The present study grew from the hypothesis that calcineurin may be a key signaling mediator downstream of the IP3R. This is based in part on the work of Guo et al,¹³ who showed that overexpression of constitutively activated calcineurin in the heart rescued embryonic lethality of mice lacking the ER chaperone protein calreticulin. These data suggested that calcineurin was a downstream mediator of calreticulin effects. However, calreticulin is an ER luminal protein whereas calcineurin, by all indications, resides in the cytoplasm.

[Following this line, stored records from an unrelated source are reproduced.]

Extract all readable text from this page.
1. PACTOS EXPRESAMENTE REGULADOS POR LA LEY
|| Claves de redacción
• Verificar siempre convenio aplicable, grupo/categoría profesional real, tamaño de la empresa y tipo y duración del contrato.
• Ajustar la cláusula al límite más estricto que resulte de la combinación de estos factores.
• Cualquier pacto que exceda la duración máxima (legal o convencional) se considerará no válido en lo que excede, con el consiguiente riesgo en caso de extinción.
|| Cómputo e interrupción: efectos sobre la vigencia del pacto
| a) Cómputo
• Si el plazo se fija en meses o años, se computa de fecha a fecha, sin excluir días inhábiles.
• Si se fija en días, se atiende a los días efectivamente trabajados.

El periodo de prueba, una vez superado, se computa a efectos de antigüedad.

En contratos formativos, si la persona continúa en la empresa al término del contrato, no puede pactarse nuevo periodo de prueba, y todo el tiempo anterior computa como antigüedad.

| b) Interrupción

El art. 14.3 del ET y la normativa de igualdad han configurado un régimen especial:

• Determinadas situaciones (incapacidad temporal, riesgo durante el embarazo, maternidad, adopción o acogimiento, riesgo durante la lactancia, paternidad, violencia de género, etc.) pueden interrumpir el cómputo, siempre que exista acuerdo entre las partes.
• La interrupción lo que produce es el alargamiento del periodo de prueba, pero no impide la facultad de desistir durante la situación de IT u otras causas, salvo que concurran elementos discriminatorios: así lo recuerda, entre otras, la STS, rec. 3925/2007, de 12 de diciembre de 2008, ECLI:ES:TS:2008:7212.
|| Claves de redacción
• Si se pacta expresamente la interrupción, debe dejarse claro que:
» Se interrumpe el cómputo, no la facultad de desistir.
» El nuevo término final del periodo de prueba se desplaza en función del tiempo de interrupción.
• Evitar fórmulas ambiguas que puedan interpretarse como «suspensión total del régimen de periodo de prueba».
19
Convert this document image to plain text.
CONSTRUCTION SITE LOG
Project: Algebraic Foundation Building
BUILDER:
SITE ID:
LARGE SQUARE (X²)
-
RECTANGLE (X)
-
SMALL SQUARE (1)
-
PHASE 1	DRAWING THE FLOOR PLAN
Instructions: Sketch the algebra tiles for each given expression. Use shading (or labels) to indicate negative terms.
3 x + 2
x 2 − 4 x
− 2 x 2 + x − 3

The link between calreticulin and calcineurin therefore could be the result of one of two important functions of calreticulin: ER calcium levels or protein folding. The IP3R was a logical choice of a mediator between the functions of calreticulin and activation of calcineurin. In 2005, Futatsugi et al¹⁴ reported that IP3R type II/III double null mice suffered from FTT and died early of nutritional deficiencies stemming from defects in the salivary gland and pancreas. The mice could be rescued by providing pups with what they termed pre-digested chow. We reasoned that if, similar to calreticulin, calcineurin was downstream of the IP3R, then CnAα^−/− mice also might share the phenotype of nutritional deficiency. This was shown to be the case in our current study when a modified diet intervention also rescued CnAα^−/− pups. Moreover, we show that CnAα^−/− mice also have a salivary gland defect and, similar to IP3R II/III double null pups, likely suffered from a nutritional deficiency that led to their early death. Finally, data in this study indicate that one function of CnAα is to mediate trafficking of proteins.

This study showed a novel requirement for calcineurin in the salivary gland and identified a requirement for α isoform in IP3R-mediated protein trafficking. Both of these findings are likely to be relevant to clinical use of calcineurin inhibitors. First, the identification of the salivary gland as a tissue that requires calcineurin activity shows yet another nonimmune function of the enzyme. Moreover, the finding that the major features described in this study can be reproduced with cyclosporine argues for the development of α isoform–sparing calcineurin inhibitors. Interestingly, the role of CnAα in the salivary gland may shed light on anorexia and gingival hyperplasia, two common side effects of calcineurin inhibitor therapies. First, as we show in a rodent model, cyclosporine is associated with reduced weight gain. This is noted in many animal and human studies as anorexia, although no mechanism has been described previously. It will be interesting to carry these findings into patient populations and determine whether there are changes in salivary gland enzyme levels with calcineurin inhibitor therapies. Likewise, gingival hyperplasia is noted commonly in both animal models and human beings.^25–27 Decreased lysozyme activity in the oral cavity may contribute to changes in antibacterial function leading to gingival inflammation and hyperplasia.

In conclusion, we report that FTT and early lethality of CnAα null mice can be rescued by feeding pups modified gelatin chow. Experimental data show that this function of CnAα is independent of the NFAT pathway, which is intact in CnAα^−/− salivary glands. Rather, CnAα is required downstream of the IP3R and contributes to normal protein processing and trafficking of proteins including amylase. The decrease of digestive enzymes in the saliva of young mice, in turn, likely resulted in nutritional deficiency and early mortality. Finally, these findings show yet another nonimmune function of calcineurin and provide additional rationale for the development of α-sparing calcineurin inhibitor regimens.